Variable type: factor

skim_variable n_missing complete_rate ordered n_unique top_counts
accident_index 0 1.00 FALSE 122635 201: 1, 201: 1, 201: 1, 201: 1
police_force 0 1.00 FALSE 51 Met: 25390, Wes: 5490, Ken: 4403, Wes: 4132
accident_severity 0 1.00 FALSE 3 Sli: 97799, Ser: 23165, Fat: 1671
date 0 1.00 FALSE 365 201: 504, 201: 498, 201: 491, 201: 488
day_of_week 0 1.00 FALSE 7 Fri: 20021, Thu: 18656, Wed: 18397, Tue: 17950
time 13 1.00 FALSE 1438 17:: 1154, 18:: 1093, 17:: 1086, 16:: 1069
local_authority_district 0 1.00 FALSE 380 Bir: 2614, Lee: 1548, Wes: 1509, Lam: 1287
local_authority_highway 0 1.00 FALSE 207 Ken: 3811, Sur: 3113, Lan: 2676, Ham: 2615
first_road_class 0 1.00 FALSE 6 A: 53499, Unc: 43355, B: 14210, C: 7005
road_type 0 1.00 FALSE 6 Sin: 88323, Dua: 19473, Rou: 7573, One: 3366
junction_detail 0 1.00 FALSE 10 Not: 52076, T o: 35958, Cro: 11422, Rou: 9974
junction_control 0 1.00 FALSE 5 Dat: 54842, Giv: 53259, Aut: 13323, Sto: 750
second_road_class 52211 0.57 FALSE 6 Unc: 48631, A: 12213, B: 4662, C: 4168
pedestrian_crossing_human_control 0 1.00 FALSE 4 Non: 117924, Dat: 3173, Con: 1116, Con: 422
pedestrian_crossing_physical_facilities 0 1.00 FALSE 7 No : 94877, Ped: 9753, Pel: 7169, Zeb: 4583
light_conditions 0 1.00 FALSE 5 Day: 88435, Dar: 24746, Dar: 6120, Dar: 2477
weather_conditions 0 1.00 FALSE 10 Fin: 99221, Rai: 12789, Unk: 3666, Oth: 2603
road_surface_conditions 0 1.00 FALSE 6 Dry: 90546, Wet: 28215, Fro: 1417, Dat: 1223
special_conditions_at_site 0 1.00 FALSE 9 Non: 118495, Dat: 1524, Roa: 1372, Aut: 284
carriageway_hazards 0 1.00 FALSE 7 Non: 119170, Dat: 1325, Oth: 1072, Any: 376
urban_or_rural_area 1 1.00 FALSE 3 Urb: 82583, Rur: 39996, Una: 55
lsoa_of_accident_location 6445 0.95 FALSE 27965 E01: 165, E01: 123, E01: 84, E01: 82

Variable type: numeric

skim_variable n_missing complete_rate mean sd p0 p25 p50 p75 p100 hist
longitude 55 1 -1.26 1.40 -7.27 -2.19 -1.15 -0.14 1.76 ▁▁▅▇▃
latitude 55 1 52.43 1.38 49.91 51.47 51.89 53.39 60.76 ▇▆▁▁▁
number_of_vehicles 0 1 1.85 0.72 1.00 1.00 2.00 2.00 24.00 ▇▁▁▁▁
number_of_casualties 0 1 1.31 0.76 1.00 1.00 1.00 1.00 59.00 ▇▁▁▁▁
first_road_number 0 1 836.74 1670.33 0.00 0.00 41.00 580.00 9621.00 ▇▁▁▁▁
speed_limit 0 1 37.11 14.07 20.00 30.00 30.00 40.00 70.00 ▇▁▁▂▁
second_road_number 0 1 291.80 1129.17 -1.00 0.00 0.00 0.00 9620.00 ▇▁▁▁▁
did_police_officer_attend_scene_of_accident 0 1 1.29 0.47 -1.00 1.00 1.00 2.00 3.00 ▁▁▇▃▁

The table above shows that overall we do not have significant missing data in any of the 16 variables as well as some basic statistics of the (few) numerical variables. Now let’s see the mode for every variable.

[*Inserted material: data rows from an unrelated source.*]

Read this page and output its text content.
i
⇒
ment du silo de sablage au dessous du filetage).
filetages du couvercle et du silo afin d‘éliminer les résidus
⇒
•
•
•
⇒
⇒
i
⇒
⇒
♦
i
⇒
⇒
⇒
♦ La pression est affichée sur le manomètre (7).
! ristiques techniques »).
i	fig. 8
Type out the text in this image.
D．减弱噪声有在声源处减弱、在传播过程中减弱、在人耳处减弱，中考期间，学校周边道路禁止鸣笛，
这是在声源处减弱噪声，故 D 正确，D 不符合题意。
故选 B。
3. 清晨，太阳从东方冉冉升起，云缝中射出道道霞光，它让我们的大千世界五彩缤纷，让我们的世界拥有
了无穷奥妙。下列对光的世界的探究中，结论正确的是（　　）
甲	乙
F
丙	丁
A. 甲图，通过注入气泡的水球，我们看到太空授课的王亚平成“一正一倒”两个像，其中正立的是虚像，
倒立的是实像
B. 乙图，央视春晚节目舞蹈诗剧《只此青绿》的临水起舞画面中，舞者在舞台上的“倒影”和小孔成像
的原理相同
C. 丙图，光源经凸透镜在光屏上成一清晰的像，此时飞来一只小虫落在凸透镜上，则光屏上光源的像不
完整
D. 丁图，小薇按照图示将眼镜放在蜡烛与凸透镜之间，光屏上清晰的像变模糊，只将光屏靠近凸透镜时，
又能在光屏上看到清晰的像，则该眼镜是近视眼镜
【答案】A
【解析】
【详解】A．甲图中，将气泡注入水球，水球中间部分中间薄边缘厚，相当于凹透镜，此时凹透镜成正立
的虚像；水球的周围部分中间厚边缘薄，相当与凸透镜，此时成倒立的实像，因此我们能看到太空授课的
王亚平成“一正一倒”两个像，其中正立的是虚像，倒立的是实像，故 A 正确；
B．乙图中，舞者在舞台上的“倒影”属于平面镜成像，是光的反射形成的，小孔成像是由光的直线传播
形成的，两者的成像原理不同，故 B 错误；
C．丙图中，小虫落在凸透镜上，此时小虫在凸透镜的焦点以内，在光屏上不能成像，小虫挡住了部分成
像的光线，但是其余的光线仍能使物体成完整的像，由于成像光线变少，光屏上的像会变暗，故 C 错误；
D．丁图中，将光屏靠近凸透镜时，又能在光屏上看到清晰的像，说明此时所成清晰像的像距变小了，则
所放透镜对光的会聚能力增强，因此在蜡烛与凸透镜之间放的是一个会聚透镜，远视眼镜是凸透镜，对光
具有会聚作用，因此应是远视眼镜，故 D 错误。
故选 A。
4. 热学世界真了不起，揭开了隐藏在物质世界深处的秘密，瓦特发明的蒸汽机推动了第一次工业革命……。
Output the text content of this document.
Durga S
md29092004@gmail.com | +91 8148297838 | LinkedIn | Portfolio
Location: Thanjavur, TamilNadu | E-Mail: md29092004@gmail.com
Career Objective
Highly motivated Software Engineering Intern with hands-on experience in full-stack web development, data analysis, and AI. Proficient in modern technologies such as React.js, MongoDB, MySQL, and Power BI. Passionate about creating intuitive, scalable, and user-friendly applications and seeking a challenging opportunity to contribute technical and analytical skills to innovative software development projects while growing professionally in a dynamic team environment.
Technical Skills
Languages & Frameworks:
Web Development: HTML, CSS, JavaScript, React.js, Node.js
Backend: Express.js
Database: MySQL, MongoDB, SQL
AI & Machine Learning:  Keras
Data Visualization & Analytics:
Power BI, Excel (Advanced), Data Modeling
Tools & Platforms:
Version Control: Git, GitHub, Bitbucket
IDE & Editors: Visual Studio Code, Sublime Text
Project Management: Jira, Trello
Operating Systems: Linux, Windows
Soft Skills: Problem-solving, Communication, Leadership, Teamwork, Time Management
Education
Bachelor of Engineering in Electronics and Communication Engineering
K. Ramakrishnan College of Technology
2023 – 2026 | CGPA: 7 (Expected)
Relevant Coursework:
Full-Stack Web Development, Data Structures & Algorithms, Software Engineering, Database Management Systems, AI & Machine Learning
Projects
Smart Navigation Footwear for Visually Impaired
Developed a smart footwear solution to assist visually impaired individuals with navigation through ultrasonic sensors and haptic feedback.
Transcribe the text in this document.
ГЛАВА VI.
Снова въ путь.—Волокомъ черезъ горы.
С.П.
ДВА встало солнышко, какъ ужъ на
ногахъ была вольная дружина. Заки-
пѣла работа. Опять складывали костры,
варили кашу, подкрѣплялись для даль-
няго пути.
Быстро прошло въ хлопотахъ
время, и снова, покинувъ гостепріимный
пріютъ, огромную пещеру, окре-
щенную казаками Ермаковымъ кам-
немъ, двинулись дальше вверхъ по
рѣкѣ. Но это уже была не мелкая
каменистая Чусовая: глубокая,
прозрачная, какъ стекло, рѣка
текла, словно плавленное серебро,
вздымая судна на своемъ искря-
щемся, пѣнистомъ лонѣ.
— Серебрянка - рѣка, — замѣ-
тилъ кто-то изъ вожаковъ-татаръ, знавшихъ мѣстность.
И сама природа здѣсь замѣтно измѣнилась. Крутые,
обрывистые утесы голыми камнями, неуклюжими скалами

The tables above pose interesting (basic) research questions to be explored. As an example, seeing that the day of the week were most accidents take place is Friday, I would like to know if most accidents happen during weekdays or weekend. We could use that data as a proxy to infer if professional drivers are more or less involved in accidents than amateurs, especially if we combine that with the hour of the day.

Surprisingly, most accidents take place on dry conditions with sunny days and good visibility, so, apparently, weather does not have such as big impact as I might have guessed on the first sight, although verifying it would require further analysis.

Accidents’ evolution over time

There have been a total of 122,635 accidents in 2018, out of which a 1% were fatal, 19% were serious, and 80% were slight. However, let’s see how these figures have been evolved through time and if there has been an increase or decrease on the number of accidents.

Wile the number of accidents in UK is high, we can see an overall tendency in number of accidents to decrease over time, but can we observe other patterns?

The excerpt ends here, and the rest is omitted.